Então surgiu a questão: as pessoas não podem viver com pouco conhecimento? Isso é realmente necessário, afinal? Meus jovens amigos forneceram a resposta: sua curiosidade insaciável [p. 12] me mostrou que o vasto mundo e sua história mal bastavam para satisfazer uma criança que não havia sido tornada apática pela desnutrição espiritual. O que, então, é conhecimento? — foi a próxima pergunta que surgiu; uma questão que o esforço intelectual de eras ainda não resolveu. Mas talvez isso baste, por ora: só se torna conhecimento, para alguém, aquilo que ele assimilou, sobre o qual sua mente atuou.

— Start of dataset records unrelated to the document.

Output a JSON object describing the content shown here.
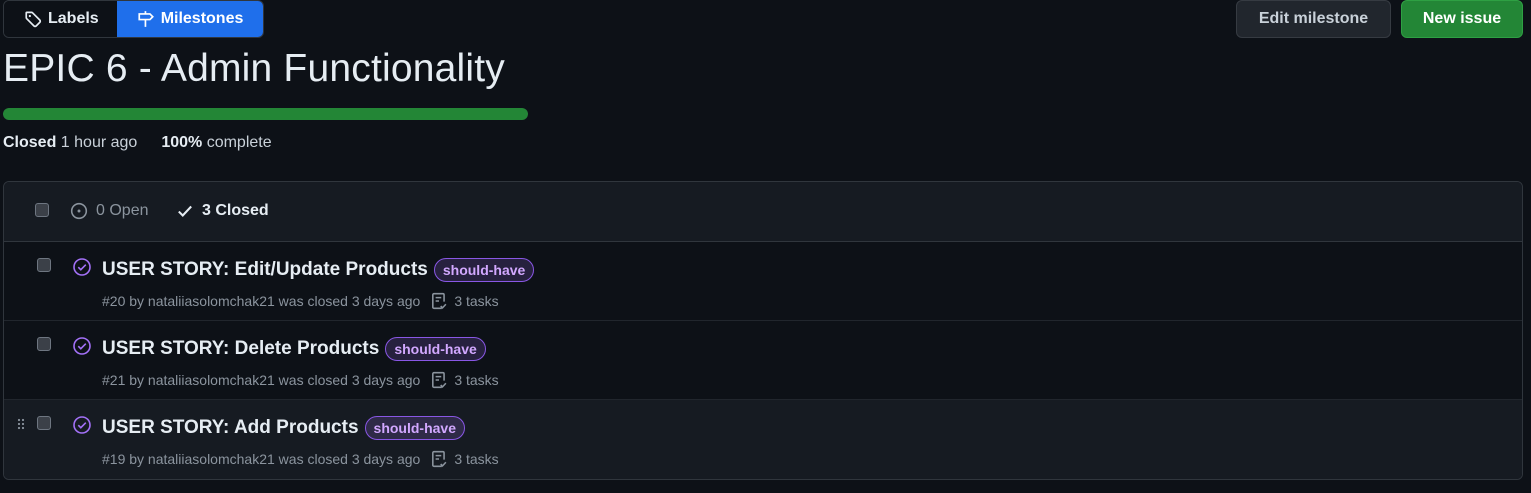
{
  "nav": {
    "labels": "Labels",
    "milestones": "Milestones"
  },
  "actions": {
    "edit": "Edit milestone",
    "new": "New issue"
  },
  "milestone": {
    "title": "EPIC 6 - Admin Functionality",
    "progress_fraction": 1.0,
    "closed_label": "Closed",
    "closed_time": "1 hour ago",
    "percent": "100%",
    "complete_label": "complete"
  },
  "issues_header": {
    "open": "0 Open",
    "closed": "3 Closed"
  },
  "issues": [
    {
      "title": "USER STORY: Edit/Update Products",
      "label": "should-have",
      "meta": "#20 by nataliiasolomchak21 was closed 3 days ago",
      "tasks": "3 tasks"
    },
    {
      "title": "USER STORY: Delete Products",
      "label": "should-have",
      "meta": "#21 by nataliiasolomchak21 was closed 3 days ago",
      "tasks": "3 tasks"
    },
    {
      "title": "USER STORY: Add Products",
      "label": "should-have",
      "meta": "#19 by nataliiasolomchak21 was closed 3 days ago",
      "tasks": "3 tasks"
    }
  ],
  "colors": {
    "accent": "#1f6feb",
    "success": "#238636",
    "closed_icon": "#a371f7",
    "label": "#d2a8ff"
  },
  "icons": {
    "labels": "tag-icon",
    "milestones": "milestone-icon",
    "open": "issue-open-icon",
    "closed": "check-icon",
    "issue_closed": "issue-closed-icon",
    "tasks": "tasklist-icon",
    "drag": "grabber-icon"
  }
}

A aptidão das crianças pelo conhecimento e sua sede de obtê-lo levaram à conclusão de que o campo do conhecimento de uma criança não deve ser artificialmente restringido; que ela tem o direito e a necessidade de tanto conhecimento, e tão variado, quanto for capaz de receber; e que as limitações em seu currículo devem depender apenas da idade em que precisará deixar a escola. Em suma, um currículo comum (até os quatorze ou quinze anos, digamos) parece ser algo a que todas as crianças têm direito.
Deixamos para trás a noção feudal de que o intelecto é uma prerrogativa de classe, de que a inteligência é uma questão de herança e ambiente. A herança, sem dúvida, tem grande importância — mas todos possuem uma herança bastante variada. O ambiente pode gerar satisfação ou inquietação, mas a educação pertence ao espírito: não pode ser percebida pelos olhos nem operada pelas mãos. A mente se volta à mente, o pensamento gera pensamento — e é assim que nos tornamos educados. Por essa razão, devemos a cada criança colocá-la em contato com grandes mentes, para que possa alcançar grandes pensamentos — com mentes, quero dizer, daqueles que nos deixaram grandes obras. E o único método verdadeiramente vital de educação parece ser que as crianças leiam livros de valor — muitos livros valiosos.
Será dito, por um lado, que muitas escolas têm suas próprias bibliotecas ou que os alunos têm livre acesso a bibliotecas públicas e que as crianças leem; e, por outro, que a linguagem literária dos livros de alto nível oferece uma barreira intransponível para as crianças da classe trabalhadora. Em [p. 13] primeiro lugar, todos sabemos que a leitura desordenada é agradável e, incidentalmente, proveitosa, mas não é educação, cuja preocupação é o conhecimento. Ou seja, a mente do leitor desordenado raramente faz o ato de apropriação necessário para que aquilo que lemos se torne conhecimento pessoal. Devemos ler para saber, ou não sabemos apenas lendo.
Quanto à questão da forma literária, muitas circunstâncias e considerações — que levariam muito tempo para serem descritas — me fizeram perceber que o prazer pela forma literária é algo inato em todos nós, até sermos ‘educados’ a perdê-lo.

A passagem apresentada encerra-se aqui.